Xavier's Initialization
Weight initialization technique designed to keep the variance of the outputs of a neuron approximately equal to the variance of its inputs across layers in a deep neural network.
Xavier's initialization addresses the problem of vanishing and exploding gradients in deep neural networks by maintaining a balance in the variance of the activations and gradients throughout the network. This method sets the initial weights of the network by drawing them from a distribution with zero mean and a specific variance that depends on the number of input and output neurons. The variance is typically set as the reciprocal of the average of the number of input and output units for each layer, ensuring that the signal neither diminishes nor becomes too large as it propagates forward through the layers during training. This method is crucial for effective learning in deep networks, especially when using activation functions like hyperbolic tangent (tanh) or logistic sigmoid.
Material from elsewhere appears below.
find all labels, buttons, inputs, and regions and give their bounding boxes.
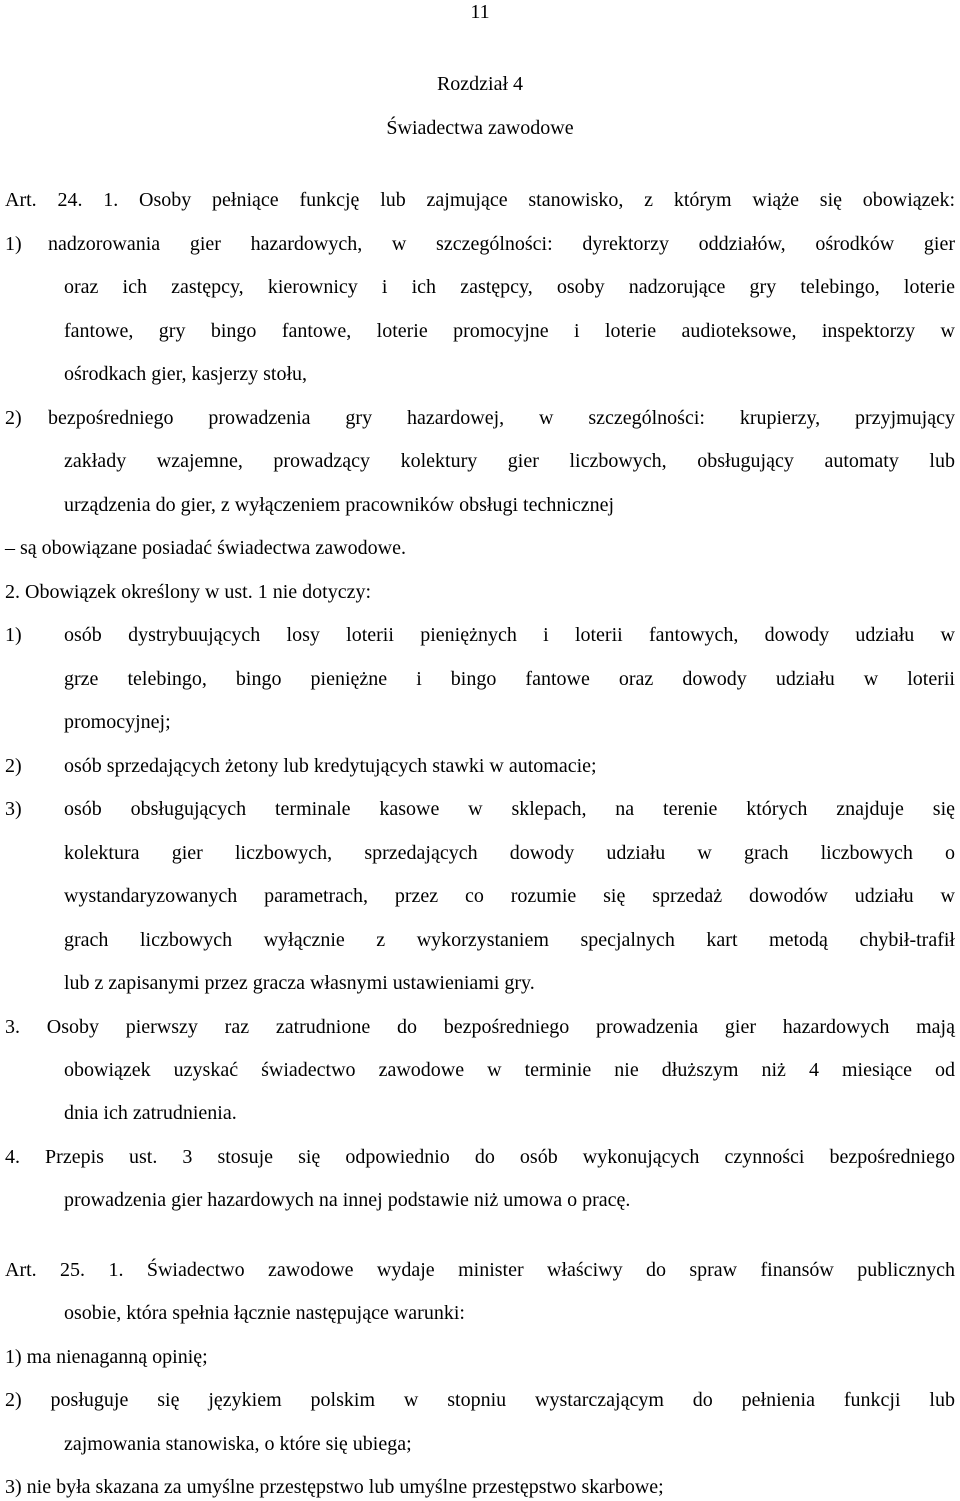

Xavier's initialization was introduced in 2010 by Xavier Glorot and Yoshua Bengio in their paper discussing the difficulties of training deep architectures and how traditional initialization methods were inadequate for deep networks. The technique quickly gained popularity due to its effectiveness in improving the training of deep neural networks.
The method is named after Xavier Glorot, who, along with Yoshua Bengio, pioneered this approach. Their collaborative work, particularly in the context of understanding and addressing the challenges in training deep neural networks, was foundational in developing practical techniques for effective deep learning.